Bass, Berry & Sims attorney Chris Lazarini examines a case in which the Sixth Circuit affirms the lower court’s finding that class plaintiffs failed to set forth facts supporting the scienter element of their federal securities law claims.

Chris provided the analysis for Securities Litigation Commentator (SLC). The full text of the analysis is below and used with permission from the publication. If you would like to receive additional content from the SLC, please visit the SLC website to sign up for the newsletter.

Doshi & City of Livonia Employees’ Retirement System vs. General Cable Corp., No. 15-5621 (6th Cir., 5/24/16) 

*The PSLRA requires plaintiffs to state with particularity facts giving rise to a strong inference that the defendant acted with the required state of mind in violating the securities laws.
**A strong inference of scienter must be more than merely plausible or reasonable; it must be convincing and at least as compelling as any opposing inference of non-fraudulent intent. 

In 2012, and again in 2013, General Cable announced that its 2008 through 2013 financial statements included material accounting errors and should no longer be relied upon. The errors resulted from a complex theft scheme and accounting and other reporting errors in its Brazilian operations. This class action, alleging violations of Securities Exchange Act §10(b) and Rule 10-5 thereunder, and §20(a) control person liability against the company and its CEO and CFO, soon followed. The district court dismissed the complaint, finding that Plaintiff’s allegations of Defendants’ recklessness in issuing the materially false statements failed to adequately plead scienter. The district court also dismissed Plaintiff’s motion to file an amended complaint, finding the proposed amendments futile.

Conducting a de novo review, the Court affirms. To assess whether Plaintiff adequately pled scienter, the Court explains, the allegations must be viewed holistically. It finds some support for inferring scienter because the head of the company’s Brazilian operations knew of the theft and accounting errors creating a divergence between internal reports and external statements about the company’s financial standing. However, the employee’s state of mind, even if reckless, is not imputed to the company because he made no public misstatements. Furthermore, the divergence between the company’s internal reports and its external statements is diminished, because the reports on Brazilian operations were only a part of the company’s firm-wide data.

Finally, the Court lists multiple other factors favoring rejection of a scienter inference.

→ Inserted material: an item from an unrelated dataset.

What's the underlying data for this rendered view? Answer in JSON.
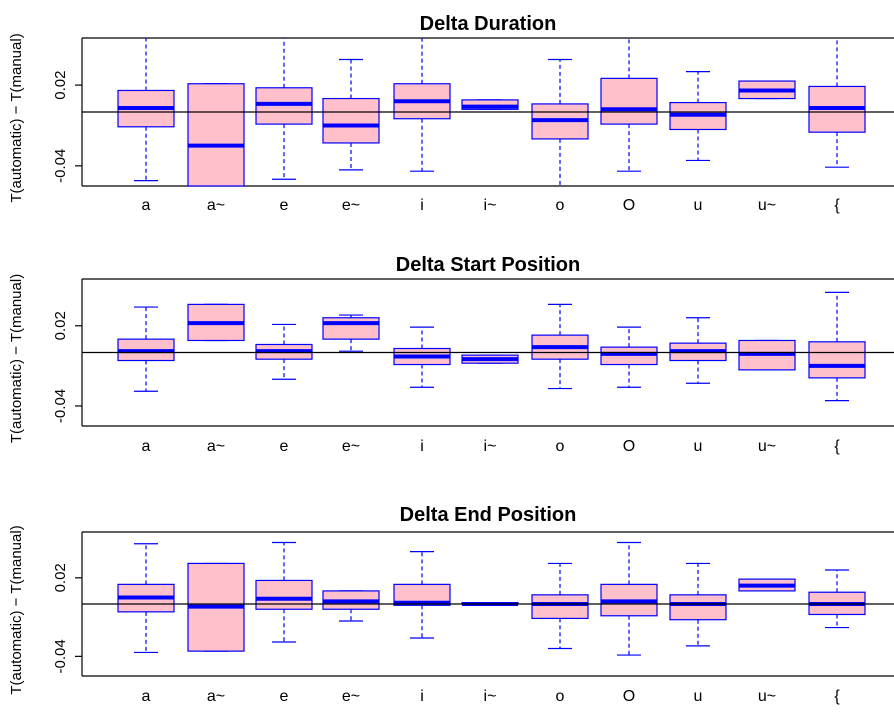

First, Plaintiff pleads no facts with sufficient particularity implicating suspicious insider trading or failure to disclose impending stock sales. Second, Plaintiff fails to allege that the financial misstatements and inflated stock price had any positive effect on the CEO’s or CFO’s compensation. Moreover, following its internal investigation, the company clawed back the incentive bonus that had been awarded to the head of its Brazilian operations and forced him to resign, actions counseling against a finding of scienter. Third, Plaintiff fails to allege bribery by a top official or quickly settled ancillary lawsuits. Fourth, the complaint lacks allegations that only highly-sophisticated persons could understand the negative implications of the misstatements. Fifth, the misstatements resulted from a theft scheme that, when coupled with the legitimate freedom of the Brazilian unit to report its financial data, led to the materially misstated public statements. Sixth, Plaintiff fails to connect the knowledge of the head of Brazilian operations to the CEO and CFO. Examining the allegations holistically, the Court concludes, the company and its officers were at most negligent in issuing or authorizing the misstated financial statements. The Court also examines the additional allegations in Plaintiff’s proposed amended complaint and finds that they do nothing to alter this finding. 

The factors the Court considers are set out in Helwig v. Vencor, Inc., 251 F.3d 540 (6th Cir, 2001), abrogated on other grounds, Tellabs, Inc. v. Makor Issues & Rights, Ltd., 551 U.S. 308 (2007).